Hut site, Downs, Co. Westmeath
Co. Westmeath |
Settlement Sites
On the summit of a high ridge in County Westmeath, beneath an unbroken cover of grass, lie the footings of a small rectangular house that has not been a home for a very long time.
What makes the spot quietly arresting is not the structure itself but its setting: the walls sit at the centre of a bivallate ringfort, a type of early medieval enclosure defined by two concentric earthen banks and ditches. Ringforts of this kind were typically the farmsteads of prosperous families in early medieval Ireland, the double circuit of banks suggesting a degree of status or, in some interpretations, a need for extra security. Finding a domestic structure still legible within that enclosure, its entrance gap facing east, its floor plan more or less intact beneath the turf, is the kind of thing that tends to stop you in your tracks.
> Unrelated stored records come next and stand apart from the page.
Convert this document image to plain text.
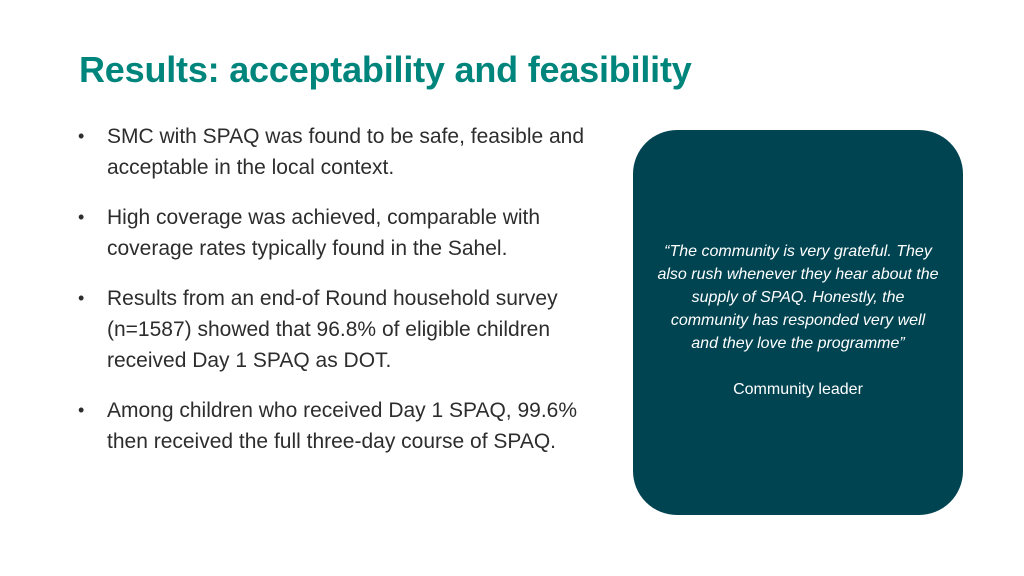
Results: acceptability and feasibility
•	SMC with SPAQ was found to be safe, feasible and acceptable in the local context.
•	High coverage was achieved, comparable with coverage rates typically found in the Sahel.
•	Results from an end-of Round household survey (n=1587) showed that 96.8% of eligible children received Day 1 SPAQ as DOT.
•	Among children who received Day 1 SPAQ, 99.6% then received the full three-day course of SPAQ.

“The community is very grateful. They also rush whenever they hear about the supply of SPAQ. Honestly, the community has responded very well and they love the programme”

Community leader
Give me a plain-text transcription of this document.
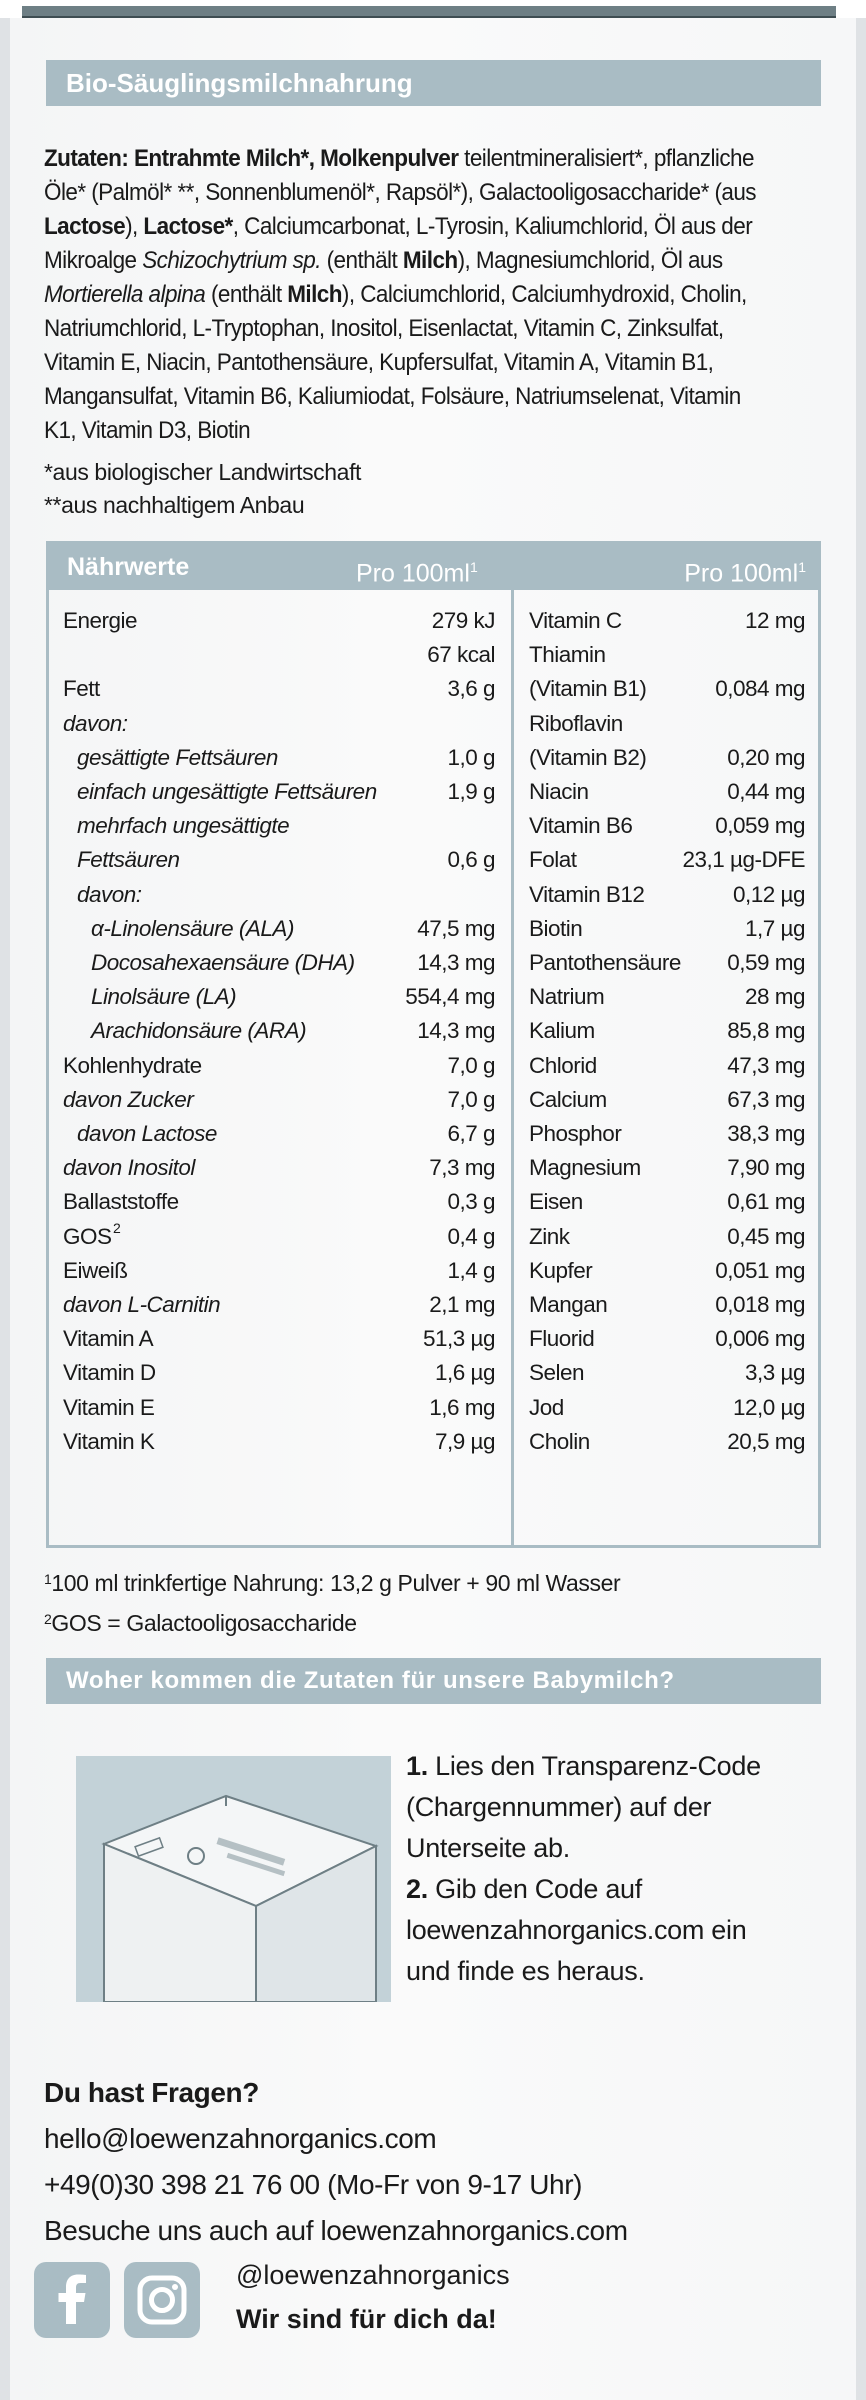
Bio-Säuglingsmilchnahrung

Zutaten: Entrahmte Milch*, Molkenpulver teilentmineralisiert*, pflanzliche Öle* (Palmöl* **, Sonnenblumenöl*, Rapsöl*), Galactooligosaccharide* (aus Lactose), Lactose*, Calciumcarbonat, L-Tyrosin, Kaliumchlorid, Öl aus der Mikroalge Schizochytrium sp. (enthält Milch), Magnesiumchlorid, Öl aus Mortierella alpina (enthält Milch), Calciumchlorid, Calciumhydroxid, Cholin, Natriumchlorid, L-Tryptophan, Inositol, Eisenlactat, Vitamin C, Zinksulfat, Vitamin E, Niacin, Pantothensäure, Kupfersulfat, Vitamin A, Vitamin B1, Mangansulfat, Vitamin B6, Kaliumiodat, Folsäure, Natriumselenat, Vitamin K1, Vitamin D3, Biotin

*aus biologischer Landwirtschaft
**aus nachhaltigem Anbau
Nährwerte	Pro $100ml^1$	Pro $100ml^1$
Energie	279 kJ
67 kcal
Fett	3,6 g
davon:
gesättigte Fettsäuren	1,0 g
einfach ungesättigte Fettsäuren	1,9 g
mehrfach ungesättigte
Fettsäuren	0,6 g
davon:
α-Linolensäure (ALA)	47,5 mg
Docosahexaensäure (DHA)	14,3 mg
Linolsäure (LA)	554,4 mg
Arachidonsäure (ARA)	14,3 mg
Kohlenhydrate	7,0 g
davon Zucker	7,0 g
davon Lactose	6,7 g
davon Inositol	7,3 mg
Ballaststoffe	0,3 g
GOS 2	0,4 g
Eiweiß	1,4 g
davon L-Carnitin	2,1 mg
Vitamin A	51,3 µg
Vitamin D	1,6 µg
Vitamin E	1,6 mg
Vitamin K	7,9 µg
Vitamin C	12 mg
Thiamin
(Vitamin B1)	0,084 mg
Riboflavin
(Vitamin B2)	0,20 mg
Niacin	0,44 mg
Vitamin B6	0,059 mg
Folat	23,1 µg-DFE
Vitamin B12	0,12 µg
Biotin	1,7 µg
Pantothensäure 0,59 mg
Natrium	28 mg
Kalium	85,8 mg
Chlorid	47,3 mg
Calcium	67,3 mg
Phosphor	38,3 mg
Magnesium	7,90 mg
Eisen	0,61 mg
Zink	0,45 mg
Kupfer	0,051 mg
Mangan	0,018 mg
Fluorid	0,006 mg
Selen	3,3 µg
Jod	12,0 µg
Cholin	20,5 mg
$^1$100 ml trinkfertige Nahrung: 13,2 g Pulver + 90 ml Wasser
$^2$GOS = Galactooligosaccharide
Woher kommen die Zutaten für unsere Babymilch?
1. Lies den Transparenz-Code
(Chargennummer) auf der
Unterseite ab.
2. Gib den Code auf
loewenzahnorganics.com ein
und finde es heraus.
Du hast Fragen?
hello@loewenzahnorganics.com
+49(0)30 398 21 76 00 (Mo-Fr von 9-17 Uhr)
Besuche uns auch auf loewenzahnorganics.com
@loewenzahnorganics
Wir sind für dich da!
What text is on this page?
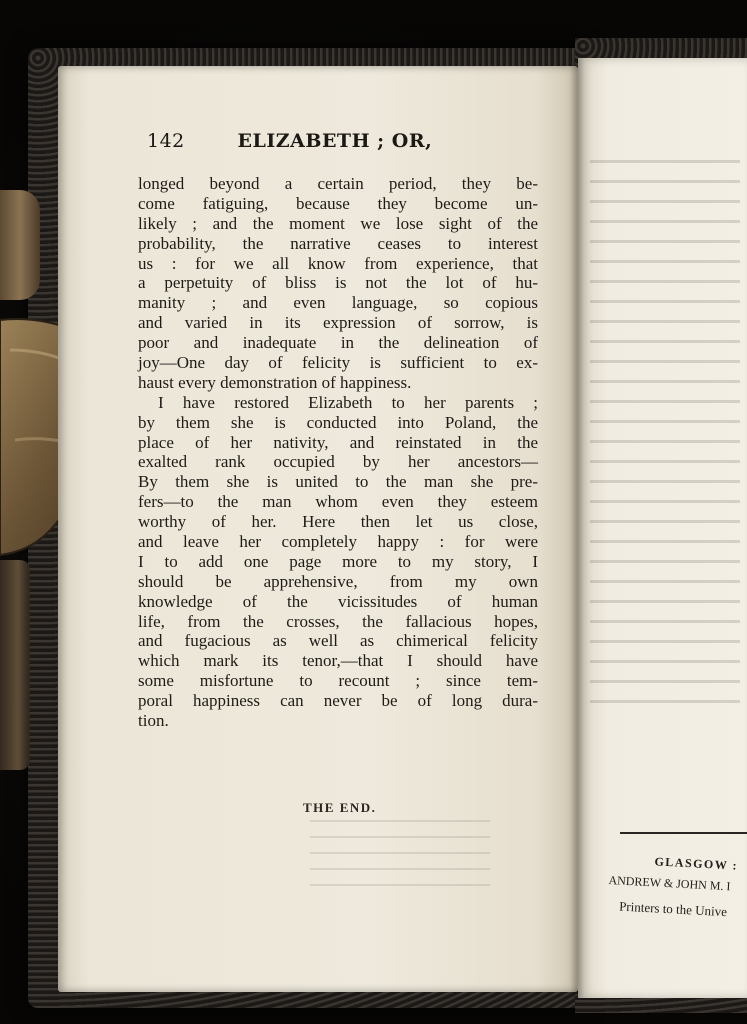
142	ELIZABETH ; OR,
longed beyond a certain period, they be-
come fatiguing, because they become un-
likely ; and the moment we lose sight of the
probability, the narrative ceases to interest
us : for we all know from experience, that
a perpetuity of bliss is not the lot of hu-
manity ; and even language, so copious
and varied in its expression of sorrow, is
poor and inadequate in the delineation of
joy—One day of felicity is sufficient to ex-
haust every demonstration of happiness.
I have restored Elizabeth to her parents ;
by them she is conducted into Poland, the
place of her nativity, and reinstated in the
exalted rank occupied by her ancestors—
By them she is united to the man she pre-
fers—to the man whom even they esteem
worthy of her. Here then let us close,
and leave her completely happy : for were
I to add one page more to my story, I
should be apprehensive, from my own
knowledge of the vicissitudes of human
life, from the crosses, the fallacious hopes,
and fugacious as well as chimerical felicity
which mark its tenor,—that I should have
some misfortune to recount ; since tem-
poral happiness can never be of long dura-
tion.
THE END.
GLASGOW :
ANDREW & JOHN M. I
Printers to the Unive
The house footings measure roughly four metres north to south and five metres east to west, with a two-metre-wide entrance at the eastern end. Two further rectangular structures adjoin it, one to the north and one to the south, suggesting a small cluster of rooms or outbuildings rather than a single isolated dwelling. A second possible hut site survives along the inside of the enclosing bank in the north-north-east quadrant of the ringfort. Taken together, the remains suggest that whoever occupied this ridge was using the interior of the ringfort in a considered way, arranging domestic space against and around the central structure. The ridge position would have made practical sense: commanding views in all directions meant that little could approach unnoticed across the surrounding grassland.